Eram 55 delegações oficiais no México. Das Américas, somente
Paraguai, Haiti e Canadá ficaram de fora. Entre os índios, eram 47
representantes dos povos de todo o continente - no caso do Brasil, o delegado
enviado foi Edgar Roquette-Pinto, que não era índio, mas foi antropólogo,
etnólogo e estudioso de povos indígenas da Serra do Norte, na Amazônia.
Com o fim do Congresso, foram definidas algumas medidas
genéricas a serem tomadas em favor da defesa dos povos indígenas. Entre elas,
estavam o "respeito à igualdade de direitos e oportunidades para todos os
grupos da população da América", "respeito por valores positivos de
sua identidade histórica e cultural a fim de melhorar situação econômica",
"adoção do indigenismo como política de Estado", e, por último,
estabelecer "o Dia do Aborígene Americano em 19 de abril".

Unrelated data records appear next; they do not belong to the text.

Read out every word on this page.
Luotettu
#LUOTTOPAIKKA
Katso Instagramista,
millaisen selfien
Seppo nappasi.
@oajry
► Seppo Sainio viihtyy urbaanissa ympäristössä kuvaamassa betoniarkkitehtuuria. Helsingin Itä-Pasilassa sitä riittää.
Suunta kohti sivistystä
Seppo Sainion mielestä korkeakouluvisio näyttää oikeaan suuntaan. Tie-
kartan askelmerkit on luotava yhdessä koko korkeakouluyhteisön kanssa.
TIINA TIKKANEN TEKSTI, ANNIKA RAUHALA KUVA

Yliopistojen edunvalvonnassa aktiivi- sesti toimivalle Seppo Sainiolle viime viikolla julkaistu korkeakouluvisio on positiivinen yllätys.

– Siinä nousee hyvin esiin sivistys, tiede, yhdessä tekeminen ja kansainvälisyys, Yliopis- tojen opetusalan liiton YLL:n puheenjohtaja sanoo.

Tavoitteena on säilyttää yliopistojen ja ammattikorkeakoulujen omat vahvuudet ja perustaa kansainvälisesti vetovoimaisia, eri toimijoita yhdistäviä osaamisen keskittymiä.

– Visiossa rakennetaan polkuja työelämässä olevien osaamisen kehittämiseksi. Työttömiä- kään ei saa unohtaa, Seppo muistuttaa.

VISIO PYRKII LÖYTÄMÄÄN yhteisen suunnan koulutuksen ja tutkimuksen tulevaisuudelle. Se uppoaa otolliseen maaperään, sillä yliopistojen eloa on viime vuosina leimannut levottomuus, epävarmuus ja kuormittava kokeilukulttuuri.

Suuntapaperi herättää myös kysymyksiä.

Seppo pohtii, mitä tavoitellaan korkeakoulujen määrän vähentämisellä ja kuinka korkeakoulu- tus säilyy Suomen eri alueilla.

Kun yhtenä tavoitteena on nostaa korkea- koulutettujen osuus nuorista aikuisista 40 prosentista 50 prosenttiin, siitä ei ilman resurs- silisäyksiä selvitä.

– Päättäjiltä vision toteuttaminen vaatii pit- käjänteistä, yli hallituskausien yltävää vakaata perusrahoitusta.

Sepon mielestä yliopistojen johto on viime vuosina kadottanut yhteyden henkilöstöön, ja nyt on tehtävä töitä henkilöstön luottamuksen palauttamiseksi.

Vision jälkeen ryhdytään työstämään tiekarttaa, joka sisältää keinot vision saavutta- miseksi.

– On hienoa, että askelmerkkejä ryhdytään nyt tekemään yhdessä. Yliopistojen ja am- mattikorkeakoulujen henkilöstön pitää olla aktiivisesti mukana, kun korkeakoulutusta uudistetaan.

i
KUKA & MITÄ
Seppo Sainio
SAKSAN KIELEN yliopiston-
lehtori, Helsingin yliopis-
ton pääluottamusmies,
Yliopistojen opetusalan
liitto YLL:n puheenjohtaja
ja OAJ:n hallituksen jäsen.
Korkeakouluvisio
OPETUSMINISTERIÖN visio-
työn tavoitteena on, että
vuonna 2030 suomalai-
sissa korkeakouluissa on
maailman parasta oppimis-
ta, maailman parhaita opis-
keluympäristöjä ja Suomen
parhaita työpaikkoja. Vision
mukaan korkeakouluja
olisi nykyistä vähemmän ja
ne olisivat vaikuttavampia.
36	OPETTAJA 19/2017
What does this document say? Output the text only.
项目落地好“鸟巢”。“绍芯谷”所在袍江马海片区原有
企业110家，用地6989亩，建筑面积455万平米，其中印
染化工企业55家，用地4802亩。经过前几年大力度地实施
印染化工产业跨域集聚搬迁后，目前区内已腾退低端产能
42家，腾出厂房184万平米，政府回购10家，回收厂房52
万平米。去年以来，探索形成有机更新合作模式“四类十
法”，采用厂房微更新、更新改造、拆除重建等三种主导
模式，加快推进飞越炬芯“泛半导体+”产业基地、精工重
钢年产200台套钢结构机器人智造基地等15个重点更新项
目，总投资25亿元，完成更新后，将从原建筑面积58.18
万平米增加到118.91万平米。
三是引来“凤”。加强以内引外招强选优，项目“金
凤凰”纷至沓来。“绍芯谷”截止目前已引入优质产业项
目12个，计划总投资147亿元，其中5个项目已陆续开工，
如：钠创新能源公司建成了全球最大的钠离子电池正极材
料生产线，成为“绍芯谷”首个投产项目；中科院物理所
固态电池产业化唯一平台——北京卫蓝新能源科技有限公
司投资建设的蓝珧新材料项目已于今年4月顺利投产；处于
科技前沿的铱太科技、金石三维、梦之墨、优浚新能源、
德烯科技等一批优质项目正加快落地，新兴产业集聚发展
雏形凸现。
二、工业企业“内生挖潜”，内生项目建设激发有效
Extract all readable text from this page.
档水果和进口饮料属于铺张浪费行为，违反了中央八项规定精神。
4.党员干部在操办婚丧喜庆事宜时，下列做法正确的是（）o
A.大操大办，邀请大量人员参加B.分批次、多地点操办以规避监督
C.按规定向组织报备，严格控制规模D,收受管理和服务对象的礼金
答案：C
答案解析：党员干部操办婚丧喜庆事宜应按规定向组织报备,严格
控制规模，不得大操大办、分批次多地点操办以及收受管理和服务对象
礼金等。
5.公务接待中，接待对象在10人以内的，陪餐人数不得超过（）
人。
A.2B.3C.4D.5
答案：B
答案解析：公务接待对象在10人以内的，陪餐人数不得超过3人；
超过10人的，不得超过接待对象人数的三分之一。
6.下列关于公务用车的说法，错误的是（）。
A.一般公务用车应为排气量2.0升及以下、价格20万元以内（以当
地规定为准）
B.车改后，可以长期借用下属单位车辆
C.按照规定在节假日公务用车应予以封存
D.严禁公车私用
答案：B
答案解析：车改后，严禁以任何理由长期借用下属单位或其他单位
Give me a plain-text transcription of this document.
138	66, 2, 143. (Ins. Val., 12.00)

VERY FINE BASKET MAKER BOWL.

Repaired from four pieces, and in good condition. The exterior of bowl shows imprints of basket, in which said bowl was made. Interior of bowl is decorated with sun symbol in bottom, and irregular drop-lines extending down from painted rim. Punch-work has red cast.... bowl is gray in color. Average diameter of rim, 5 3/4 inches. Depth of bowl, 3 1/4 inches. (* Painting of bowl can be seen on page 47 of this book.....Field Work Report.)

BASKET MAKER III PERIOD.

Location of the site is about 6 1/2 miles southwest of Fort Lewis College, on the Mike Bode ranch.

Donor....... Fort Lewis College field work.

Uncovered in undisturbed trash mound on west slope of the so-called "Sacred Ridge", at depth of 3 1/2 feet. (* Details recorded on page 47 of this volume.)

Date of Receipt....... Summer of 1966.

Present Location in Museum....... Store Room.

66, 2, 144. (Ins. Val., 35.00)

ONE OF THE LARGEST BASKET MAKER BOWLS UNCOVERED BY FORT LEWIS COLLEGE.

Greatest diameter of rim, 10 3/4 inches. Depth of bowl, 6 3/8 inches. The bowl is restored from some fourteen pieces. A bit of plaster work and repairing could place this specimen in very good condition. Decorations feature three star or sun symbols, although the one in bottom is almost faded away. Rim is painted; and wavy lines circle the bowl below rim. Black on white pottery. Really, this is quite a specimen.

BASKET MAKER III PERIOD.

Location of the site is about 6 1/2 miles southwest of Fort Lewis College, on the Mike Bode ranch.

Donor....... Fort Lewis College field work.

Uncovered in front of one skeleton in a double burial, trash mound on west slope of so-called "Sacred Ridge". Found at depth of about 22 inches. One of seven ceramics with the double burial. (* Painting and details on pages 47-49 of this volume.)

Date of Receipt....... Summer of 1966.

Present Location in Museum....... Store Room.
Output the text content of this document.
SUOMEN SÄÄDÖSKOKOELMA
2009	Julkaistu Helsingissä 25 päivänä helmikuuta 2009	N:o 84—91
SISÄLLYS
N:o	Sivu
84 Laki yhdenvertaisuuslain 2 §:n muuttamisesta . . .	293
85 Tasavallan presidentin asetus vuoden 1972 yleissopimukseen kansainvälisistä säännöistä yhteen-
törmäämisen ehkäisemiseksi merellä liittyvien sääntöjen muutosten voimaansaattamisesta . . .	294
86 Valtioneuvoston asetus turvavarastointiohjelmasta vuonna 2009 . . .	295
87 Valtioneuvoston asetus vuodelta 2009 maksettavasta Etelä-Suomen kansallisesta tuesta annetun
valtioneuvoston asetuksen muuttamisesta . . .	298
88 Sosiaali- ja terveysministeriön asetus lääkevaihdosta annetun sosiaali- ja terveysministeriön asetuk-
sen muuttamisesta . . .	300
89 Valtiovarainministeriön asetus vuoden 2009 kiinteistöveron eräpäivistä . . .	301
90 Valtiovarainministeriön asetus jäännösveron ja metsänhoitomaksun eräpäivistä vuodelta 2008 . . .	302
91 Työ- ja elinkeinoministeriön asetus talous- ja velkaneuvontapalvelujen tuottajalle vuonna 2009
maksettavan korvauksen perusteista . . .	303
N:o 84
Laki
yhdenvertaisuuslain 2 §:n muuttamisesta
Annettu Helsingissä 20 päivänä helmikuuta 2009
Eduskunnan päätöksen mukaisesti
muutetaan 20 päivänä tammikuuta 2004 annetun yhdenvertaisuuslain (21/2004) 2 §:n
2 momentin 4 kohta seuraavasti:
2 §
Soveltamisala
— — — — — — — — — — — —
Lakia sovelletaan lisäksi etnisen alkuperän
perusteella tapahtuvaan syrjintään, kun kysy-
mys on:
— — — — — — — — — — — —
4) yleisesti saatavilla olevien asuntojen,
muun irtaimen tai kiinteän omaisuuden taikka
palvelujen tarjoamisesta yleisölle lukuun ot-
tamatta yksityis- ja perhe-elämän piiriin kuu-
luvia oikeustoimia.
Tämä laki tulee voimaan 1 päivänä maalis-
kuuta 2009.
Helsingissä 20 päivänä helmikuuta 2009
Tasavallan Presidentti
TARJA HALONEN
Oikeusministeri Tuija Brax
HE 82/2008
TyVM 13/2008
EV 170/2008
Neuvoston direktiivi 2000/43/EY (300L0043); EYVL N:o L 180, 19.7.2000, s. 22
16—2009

Não foram todos os países que adotaram a data como dia de
celebração da cultura indígena - e no Brasil ele também levou tempo a ser
oficializado, já que o país não aderiu às deliberações do congresso.
Somente em 1943 foi instituído decreto-lei
instituído pelo presidente Getúlio Vargas, que finalmente estabeleceu a data
comemorativa. O responsável por convencê-lo foi o general Marechal Rondon - que
tinha origem indígena por seus bisavós e chegou a criar, em 1910, o Serviço de
Proteção ao Índio - que depois viria a se tornar a atual Funai (Fundação
Nacional do Índio).
"O Presidente
da República, usando da atribuição que lhe confere o art. 180 da Constituição,
e tendo em vista que o Primeiro Congresso Indigenista Interamericano, reunido
no México, em 1940, propôs aos países da América a adoção da data de 19 de
abril para o 'Dia do Índio', decreta:
Art. 1º -
considerado - 'Dia do Índio' - a data de 19 de abril.
Art. 2º- Revogam-se
as disposições em contrário", dizia o decreto.
Além do Brasil,
Costa Rica e Argentina também adotaram a data.
Do Congresso, saiu
também a criação do Instituto Indigenista Interamericano, que se tornou um
órgão vinculado à OEA (Organização dos Estados Americanos) em 1953. Depois
dele, aconteceram mais 11 edições, sendo a última em 1999, na Cidade do México.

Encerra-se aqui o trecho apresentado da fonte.